The chamber quartet’s unique instrumentation – trumpet, trombone, bass clarinet, and baritone voice – has elicited from prominent composers fruitful explorations of the many ways to smash Western music’s traditional harmonies and timbres. But loadbang also performs music that takes those traditions into the present, in innovative ways.

The group’s new album A Garden Adorned harvests the creativity of five composers, each marshaling in their own style loadbang’s unique sound world.

A Garden Adorned

Oscar Bettison builds his 20-minute “I Am a Garden Adorned” around scraps of “slipshod and extemporized” translations of a poem by Ibn Zamrak, the 14th-century “Poet of the Alhambra,” whose verses are found carved into the walls of that Granada landmark and other places.

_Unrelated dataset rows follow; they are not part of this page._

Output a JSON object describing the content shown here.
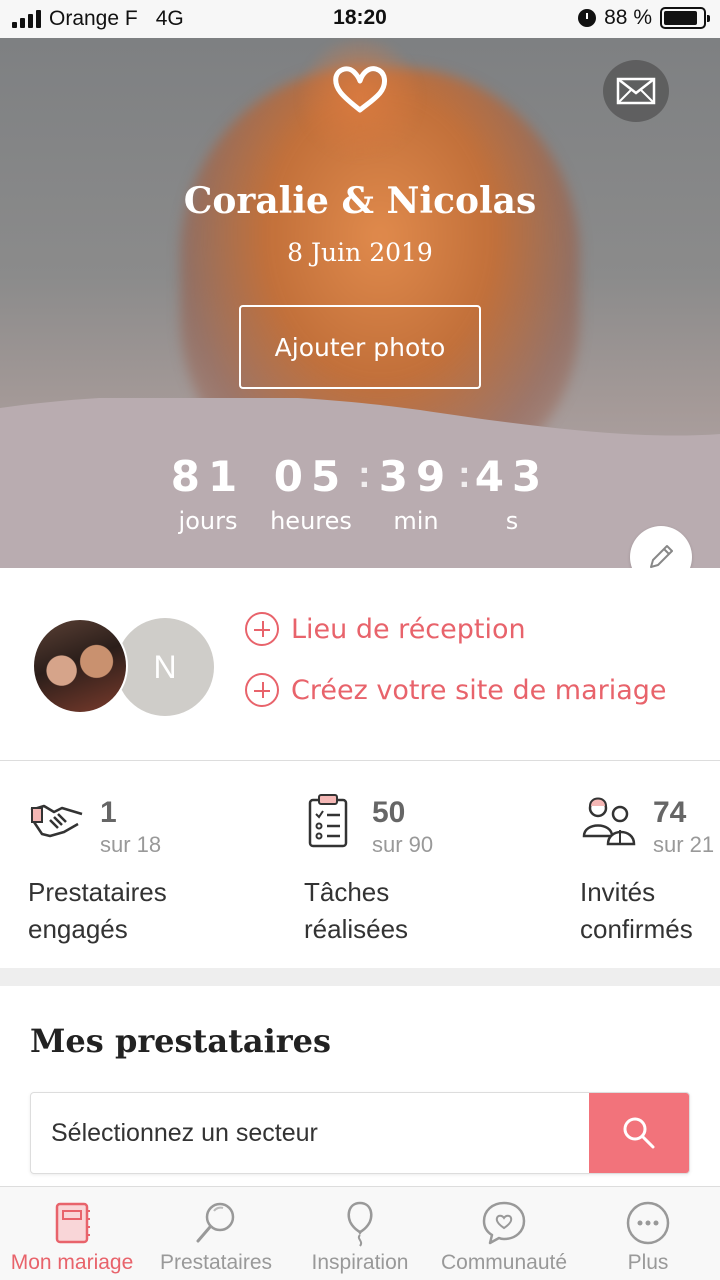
{
  "status_bar": {
    "carrier": "Orange F",
    "network": "4G",
    "time": "18:20",
    "battery": "88 %",
    "battery_level": 0.88
  },
  "hero": {
    "names": "Coralie & Nicolas",
    "date": "8 Juin 2019",
    "add_photo_label": "Ajouter photo",
    "icons": {
      "logo": "heart-icon",
      "mail": "mail-icon",
      "edit": "pencil-icon"
    }
  },
  "countdown": {
    "days": "81",
    "days_label": "jours",
    "hours": "05",
    "hours_label": "heures",
    "minutes": "39",
    "minutes_label": "min",
    "seconds": "43",
    "seconds_label": "s",
    "separator": ":"
  },
  "couple": {
    "partner_initial": "N",
    "links": [
      {
        "label": "Lieu de réception"
      },
      {
        "label": "Créez votre site de mariage"
      }
    ]
  },
  "stats": [
    {
      "icon": "handshake-icon",
      "count": "1",
      "total": "sur 18",
      "label_line1": "Prestataires",
      "label_line2": "engagés"
    },
    {
      "icon": "checklist-icon",
      "count": "50",
      "total": "sur 90",
      "label_line1": "Tâches",
      "label_line2": "réalisées"
    },
    {
      "icon": "guests-icon",
      "count": "74",
      "total": "sur 21",
      "label_line1": "Invités",
      "label_line2": "confirmés"
    }
  ],
  "providers": {
    "title": "Mes prestataires",
    "select_placeholder": "Sélectionnez un secteur"
  },
  "tabs": [
    {
      "label": "Mon mariage",
      "icon": "planner-book-icon",
      "active": true
    },
    {
      "label": "Prestataires",
      "icon": "magnifier-icon",
      "active": false
    },
    {
      "label": "Inspiration",
      "icon": "balloon-icon",
      "active": false
    },
    {
      "label": "Communauté",
      "icon": "chat-heart-icon",
      "active": false
    },
    {
      "label": "Plus",
      "icon": "more-dots-icon",
      "active": false
    }
  ],
  "colors": {
    "accent": "#e8636b",
    "search_button": "#f2737b",
    "countdown_band": "#b9acb0"
  }
}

Those adjectives from the liner notes, “slipshod” and “extemporized,” don’t apply to the music – though at times, as when the horns interject staccato stabs, it can feel improvisatory.

In fact the slow-moving, spacious structure establishes a contemplative mood and enables the listener to grow comfortable with the sighing motives, plainspoken portamentos, and breathy hisses. Vocal and instrumental ululations evoke the Arabic origins of the source material, while the leisurely pace suggests a garden that has persisted for centuries.

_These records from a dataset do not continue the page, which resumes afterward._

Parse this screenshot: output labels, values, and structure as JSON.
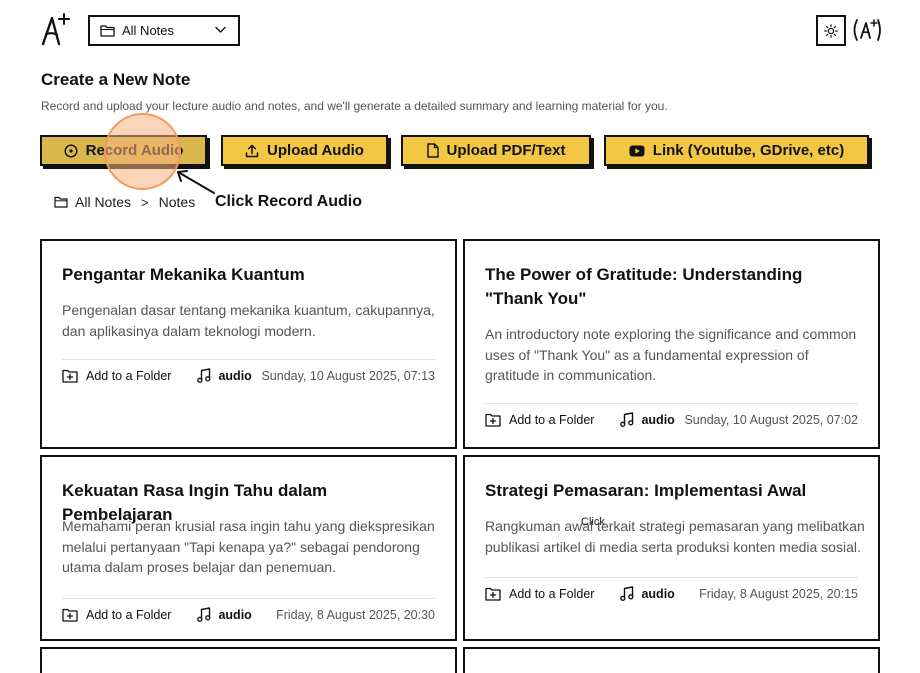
{
  "header": {
    "folder_select": {
      "value": "All Notes",
      "icon": "folder-icon"
    },
    "theme_icon": "sun-icon"
  },
  "create": {
    "title": "Create a New Note",
    "description": "Record and upload your lecture audio and notes, and we'll generate a detailed summary and learning material for you."
  },
  "actions": {
    "record": "Record Audio",
    "upload_audio": "Upload Audio",
    "upload_pdf": "Upload PDF/Text",
    "link": "Link (Youtube, GDrive, etc)"
  },
  "annotation": {
    "instruction": "Click Record Audio",
    "click_label": "Click"
  },
  "breadcrumb": {
    "root": "All Notes",
    "separator": ">",
    "current": "Notes"
  },
  "notes": [
    {
      "title": "Pengantar Mekanika Kuantum",
      "summary": "Pengenalan dasar tentang mekanika kuantum, cakupannya, dan aplikasinya dalam teknologi modern.",
      "add_folder": "Add to a Folder",
      "type": "audio",
      "date": "Sunday, 10 August 2025, 07:13"
    },
    {
      "title": "The Power of Gratitude: Understanding \"Thank You\"",
      "summary": "An introductory note exploring the significance and common uses of \"Thank You\" as a fundamental expression of gratitude in communication.",
      "add_folder": "Add to a Folder",
      "type": "audio",
      "date": "Sunday, 10 August 2025, 07:02"
    },
    {
      "title": "Kekuatan Rasa Ingin Tahu dalam Pembelajaran",
      "summary": "Memahami peran krusial rasa ingin tahu yang diekspresikan melalui pertanyaan \"Tapi kenapa ya?\" sebagai pendorong utama dalam proses belajar dan penemuan.",
      "add_folder": "Add to a Folder",
      "type": "audio",
      "date": "Friday, 8 August 2025, 20:30"
    },
    {
      "title": "Strategi Pemasaran: Implementasi Awal",
      "summary": "Rangkuman awal terkait strategi pemasaran yang melibatkan publikasi artikel di media serta produksi konten media sosial.",
      "add_folder": "Add to a Folder",
      "type": "audio",
      "date": "Friday, 8 August 2025, 20:15"
    }
  ],
  "colors": {
    "accent": "#f2c744",
    "accent_pressed": "#d9b74c",
    "border": "#111111",
    "muted_text": "#555555",
    "click_highlight": "#f8b282"
  }
}
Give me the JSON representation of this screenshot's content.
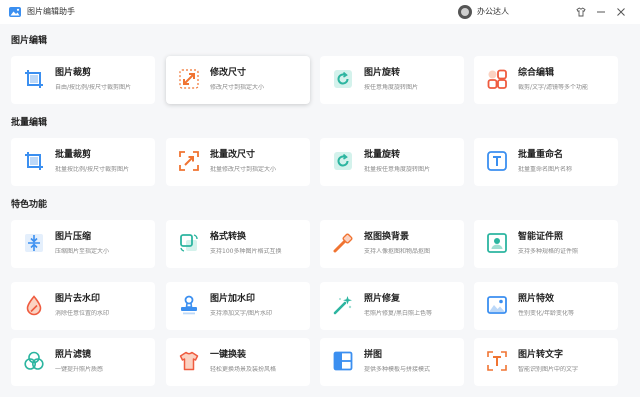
{
  "app": {
    "title": "图片编辑助手",
    "user": "办公达人"
  },
  "colors": {
    "blue": "#3b8ff0",
    "orange": "#f07432",
    "teal": "#2cb5a0",
    "red": "#ef5b3f"
  },
  "sections": [
    {
      "title": "图片编辑",
      "items": [
        {
          "name": "图片裁剪",
          "desc": "自由/按比例/按尺寸裁剪图片",
          "icon": "crop-icon"
        },
        {
          "name": "修改尺寸",
          "desc": "修改尺寸到指定大小",
          "icon": "resize-icon"
        },
        {
          "name": "图片旋转",
          "desc": "按任意角度旋转图片",
          "icon": "rotate-icon"
        },
        {
          "name": "综合编辑",
          "desc": "裁剪/文字/滤镜等多个功能",
          "icon": "grid-edit-icon"
        }
      ]
    },
    {
      "title": "批量编辑",
      "items": [
        {
          "name": "批量裁剪",
          "desc": "批量按比例/按尺寸裁剪图片",
          "icon": "batch-crop-icon"
        },
        {
          "name": "批量改尺寸",
          "desc": "批量修改尺寸到指定大小",
          "icon": "batch-resize-icon"
        },
        {
          "name": "批量旋转",
          "desc": "批量按任意角度旋转图片",
          "icon": "batch-rotate-icon"
        },
        {
          "name": "批量重命名",
          "desc": "批量重命名图片名称",
          "icon": "text-t-icon"
        }
      ]
    },
    {
      "title": "特色功能",
      "items": [
        {
          "name": "图片压缩",
          "desc": "压缩图片至指定大小",
          "icon": "compress-icon"
        },
        {
          "name": "格式转换",
          "desc": "支持100多种图片格式互换",
          "icon": "format-convert-icon"
        },
        {
          "name": "抠图换背景",
          "desc": "支持人像抠图和物品抠图",
          "icon": "cutout-icon"
        },
        {
          "name": "智能证件照",
          "desc": "支持多种规格的证件照",
          "icon": "id-photo-icon"
        },
        {
          "name": "图片去水印",
          "desc": "消除任意位置的水印",
          "icon": "remove-watermark-icon"
        },
        {
          "name": "图片加水印",
          "desc": "支持添加文字/图片水印",
          "icon": "add-watermark-icon"
        },
        {
          "name": "照片修复",
          "desc": "老照片修复/黑白照上色等",
          "icon": "magic-wand-icon"
        },
        {
          "name": "照片特效",
          "desc": "性别变化/年龄变化等",
          "icon": "photo-effect-icon"
        },
        {
          "name": "照片滤镜",
          "desc": "一键提升照片质感",
          "icon": "filter-icon"
        },
        {
          "name": "一键换装",
          "desc": "轻松更换场景及装扮风格",
          "icon": "tshirt-icon"
        },
        {
          "name": "拼图",
          "desc": "提供多种模板与拼接模式",
          "icon": "collage-icon"
        },
        {
          "name": "图片转文字",
          "desc": "智能识别图片中的文字",
          "icon": "ocr-text-icon"
        }
      ]
    }
  ]
}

“Reckoning” by Raven Chacon is a much more grab-you-by-the-throat production. As vocals and instruments revel in their most gravelly sonorities, you can almost feel the dryness of the Chihuahuan Desert where the piece was rehearsed. No words emerge; there are only the heaving of the sands, the wailing of the winds, and the unnameable spirits of nature, until a snatch of distant birdsong flutters in. It’s a grim but weirdly entrancing trip.

The Many Ways of Water

For “In a Rug of Water” Yotam Haber set to music the titular poem by 20th-century Austrian writer Thomas Bernhard in a translation by James Reidel. Scored for quadruple quartet, the piece is a compelling collage of chorale, snatches of big-band-style music, and metallic dissonance. While in one sense it’s the album’s shortest piece, it has the biggest sound. (See the video clip below.)

Five postmodern lieder comprise Christina J. George’s “liminal songs.” Four are settings of quirky poems by the composer, while the fifth uses the voice – extending baritone Ty Bouque’s range into tenor heights and beyond – as a wordless companion to the instruments.

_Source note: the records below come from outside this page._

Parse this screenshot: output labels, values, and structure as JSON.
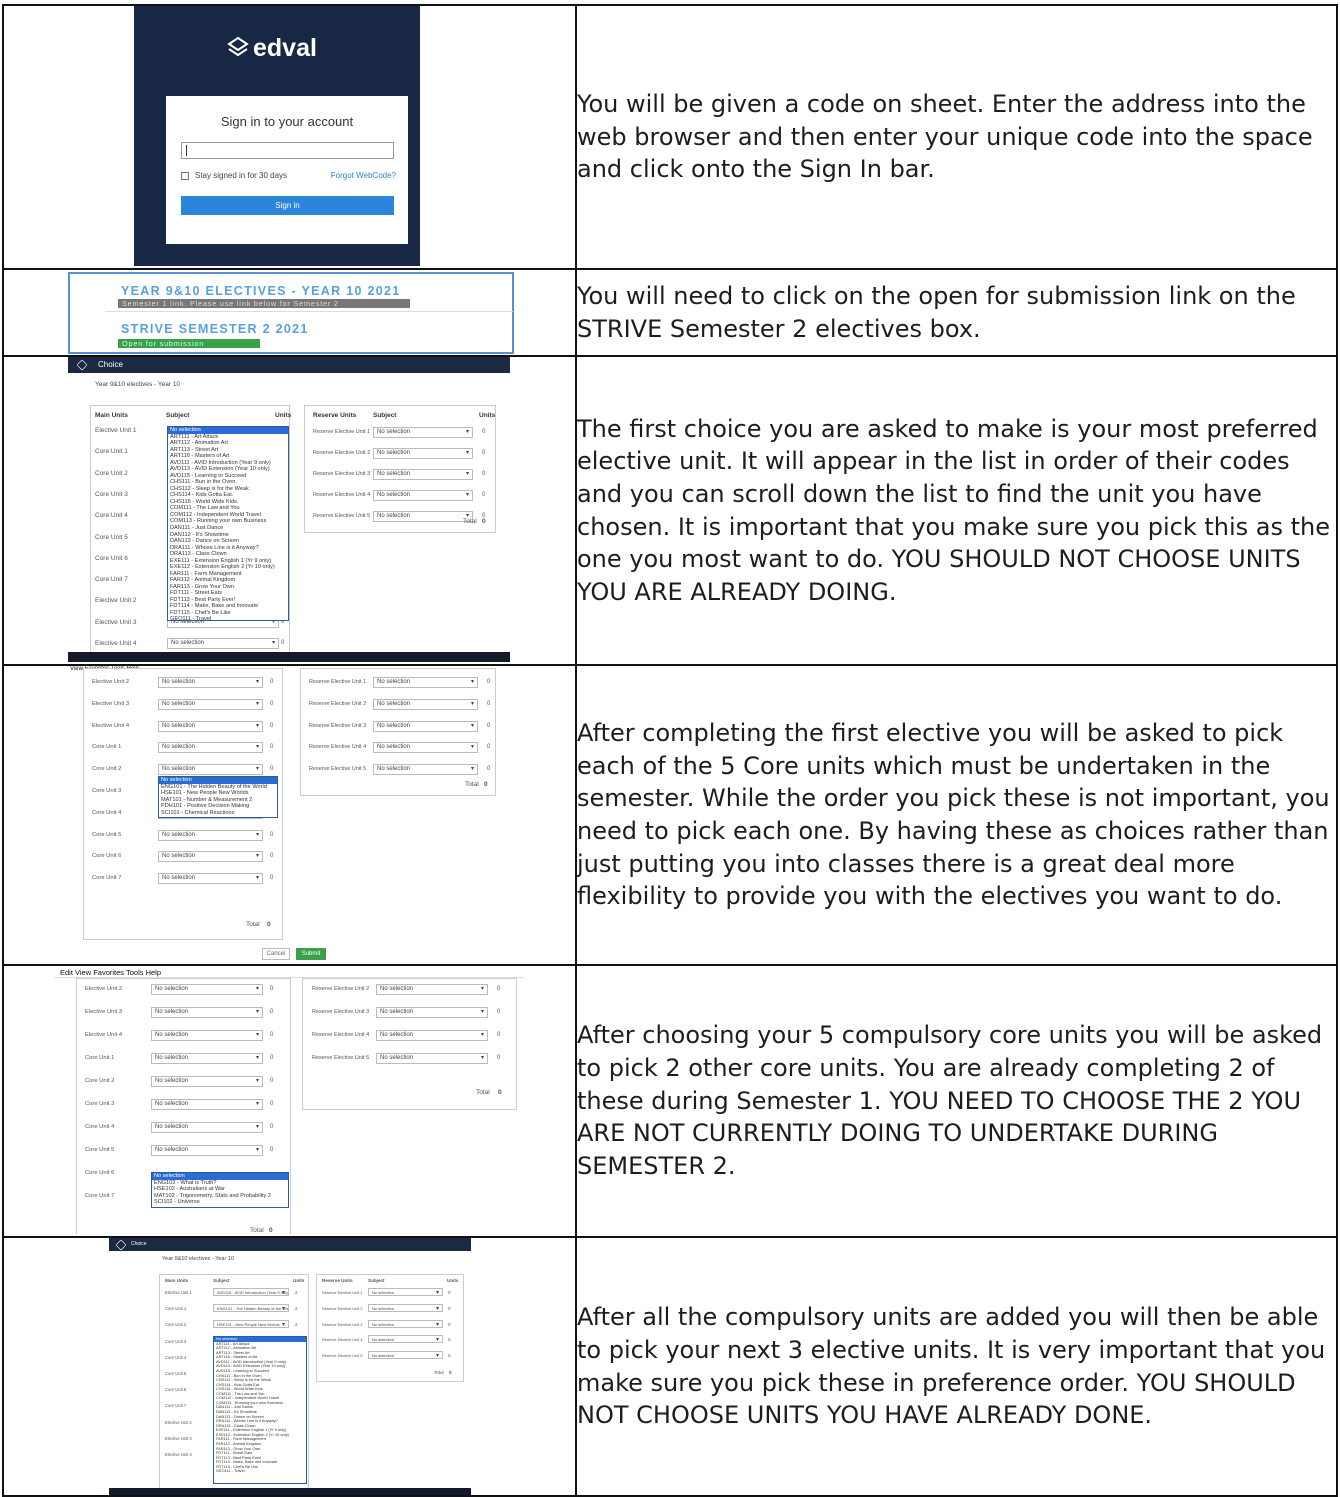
{
  "rows": [
    {
      "text": "You will be given a code on sheet. Enter the address into the web browser and then enter your unique code into the space and click onto the Sign In bar."
    },
    {
      "text": "You will need to click on the open for submission link on the STRIVE Semester 2 electives box."
    },
    {
      "text": "The first choice you are asked to make is your most preferred elective unit. It will appear in the list in order of their codes and you can scroll down the list to find the unit you have chosen. It is important that you make sure you pick this as the one you most want to do. YOU SHOULD NOT CHOOSE UNITS YOU ARE ALREADY DOING."
    },
    {
      "text": "After completing the first elective you will be asked to pick each of the 5 Core units which must be undertaken in the semester. While the order you pick these is not important, you need to pick each one. By having these as choices rather than just putting you into classes there is a great deal more flexibility to provide you with the electives you want to do."
    },
    {
      "text": "After choosing your 5 compulsory core units you will be asked to pick 2 other core units. You are already completing 2 of these during Semester 1. YOU NEED TO CHOOSE THE 2 YOU ARE NOT CURRENTLY DOING TO UNDERTAKE DURING SEMESTER 2."
    },
    {
      "text": "After all the compulsory units are added you will then be able to pick your next 3 elective units. It is very important that you make sure you pick these in preference order. YOU SHOULD NOT CHOOSE UNITS YOU HAVE ALREADY DONE."
    }
  ],
  "signin": {
    "brand": "edval",
    "title": "Sign in to your account",
    "stay": "Stay signed in for 30 days",
    "forgot": "Forgot WebCode?",
    "button": "Sign in"
  },
  "banner": {
    "title1": "YEAR 9&10 ELECTIVES - YEAR 10 2021",
    "note1": "Semester 1 link. Please use link below for Semester 2",
    "title2": "STRIVE SEMESTER 2 2021",
    "note2": "Open for submission"
  },
  "choice": {
    "app": "Choice",
    "heading": "Year 9&10 electives - Year 10",
    "main_units": "Main Units",
    "subject": "Subject",
    "units": "Units",
    "reserve_units": "Reserve Units",
    "total": "Total",
    "total_value": "0",
    "no_selection": "No selection",
    "cancel": "Cancel",
    "submit": "Submit"
  },
  "menubar": {
    "items": [
      "Edit",
      "View",
      "Favorites",
      "Tools",
      "Help"
    ],
    "items_cut": [
      "View",
      "Favorites",
      "Tools",
      "Help"
    ]
  },
  "labels": {
    "s3_main": [
      "Elective Unit 1",
      "Core Unit 1",
      "Core Unit 2",
      "Core Unit 3",
      "Core Unit 4",
      "Core Unit 5",
      "Core Unit 6",
      "Core Unit 7",
      "Elective Unit 2",
      "Elective Unit 3",
      "Elective Unit 4"
    ],
    "s4_main": [
      "Elective Unit 2",
      "Elective Unit 3",
      "Elective Unit 4",
      "Core Unit 1",
      "Core Unit 2",
      "Core Unit 3",
      "Core Unit 4",
      "Core Unit 5",
      "Core Unit 6",
      "Core Unit 7"
    ],
    "s5_main": [
      "Elective Unit 2",
      "Elective Unit 3",
      "Elective Unit 4",
      "Core Unit 1",
      "Core Unit 2",
      "Core Unit 3",
      "Core Unit 4",
      "Core Unit 5",
      "Core Unit 6",
      "Core Unit 7"
    ],
    "s6_main": [
      "Elective Unit 1",
      "Core Unit 1",
      "Core Unit 2",
      "Core Unit 3",
      "Core Unit 4",
      "Core Unit 5",
      "Core Unit 6",
      "Core Unit 7",
      "Elective Unit 2",
      "Elective Unit 3",
      "Elective Unit 4"
    ],
    "reserve": [
      "Reserve Elective Unit 1",
      "Reserve Elective Unit 2",
      "Reserve Elective Unit 3",
      "Reserve Elective Unit 4",
      "Reserve Elective Unit 5"
    ],
    "reserve4": [
      "Reserve Elective Unit 2",
      "Reserve Elective Unit 3",
      "Reserve Elective Unit 4",
      "Reserve Elective Unit 5"
    ]
  },
  "dropdown_electives": [
    "No selection",
    "ART111 - Art Attack",
    "ART112 - Animation Art",
    "ART113 - Street Art",
    "ART116 - Masters of Art",
    "AVD111 - AVID Introduction (Year 9 only)",
    "AVD113 - AVID Extension (Year 10 only)",
    "AVD115 - Learning to Succeed",
    "CHS111 - Bun in the Oven.",
    "CHS112 - Sleep is for the Weak",
    "CHS114 - Kids Gotta Eat.",
    "CHS115 - World Wide Kids.",
    "COM111 - The Law and You",
    "COM112 - Independent World Travel",
    "COM113 - Running your own Business",
    "DAN111 - Just Dance",
    "DAN112 - It's Showtime",
    "DAN113 - Dance on Screen",
    "DRA111 - Whose Line is it Anyway?",
    "DRA113 - Class Clown",
    "EXE111 - Extension English 1 (Yr 9 only)",
    "EXE112 - Extension English 2 (Yr 10 only)",
    "FAR111 - Farm Management",
    "FAR112 - Animal Kingdom",
    "FAR113 - Grow Your Own",
    "FDT111 - Street Eats",
    "FDT113 - Best Party Ever!",
    "FDT114 - Make, Bake and Innovate",
    "FDT115 - Chef's Be Like",
    "GEO111 - Travel"
  ],
  "dropdown_core1": [
    "No selection",
    "ENG101 - The Hidden Beauty of the World",
    "HSE101 - New People New Worlds",
    "MAT101 - Number & Measurement 2",
    "PDH101 - Positive Decision Making",
    "SCI101 - Chemical Reactions"
  ],
  "dropdown_core2": [
    "No selection",
    "ENG102 - What is Truth?",
    "HSE102 - Australians at War",
    "MAT102 - Trigonometry, Stats and Probability 2",
    "SCI102 - Universe"
  ],
  "s6_values": [
    "AVD115 - AVID Introduction (Year 9 only)",
    "ENG101 - The Hidden Beauty of the World",
    "HSE101 - New People New Worlds",
    "MAT101 - Number & Measurement 2"
  ],
  "s6_units": [
    "2",
    "2",
    "2",
    "2"
  ]
}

The first song, “This delicious rain,” places an observer amid calmly developing harmonies. The lyrics abruptly shift metaphors from the naturalistic (relating to the albums’s horticultural theme – “This delicious rain is like / treefrog fingers”) to the coldly medical (“like contrast dye / that overstays its welcome / in the veins,” a phrase meant perhaps to recall T.S. Eliot’s famous metaphor of a patient etherized upon a table).

George goes on to draw from a wide stylistic palette, from the panicky abruptness of “ancient history” to the playful minimalism of “Not Quite.” “(dis)illusionment” closes the set with vaguely jazzy, quietly pastoral harmonies that return to those of “This delicious rain,” but with the speaker now observing himself. The imagery here harks back to the contrast dye of “This delicious rain,” as anyone who has had an MRI with contrast dye will recognize the icy tingle when the dye enters the vein. “The ice on my fingers / is melting / but the skin is not. / Perhaps I am solid after all.”

Farewell to the Garden

The slow build of “breath of cinder, depth of moss” by Laura Cetilia begins with a soft, low electronic tone that’s actually, maybe self-referentially, akin to what one could image a bass clarinet producing. It is, as the composer’s notes say, a sine wave tone, and pure sine tones are normally troublesome to the ear. But this one is so low and shrouded it instead sets a peaceful mood. Instruments and voice join, a slowly gathering ensemble of wordless harmonies. Brief washes of toneless sound are actually slowed-down crackles of a vinyl record, though you couldn’t know that if you didn’t read it in the liner notes.

The subtle, uncertain development of Cetilia’s 10-minute piece culminates in a harmonious chord that repeats, like breathing, until the hum that started the piece off returns and fades slowly to nothingness. It’s a soothing conclusion to an album that vitally expands the repertoire of one of our most interesting small new-music ensembles.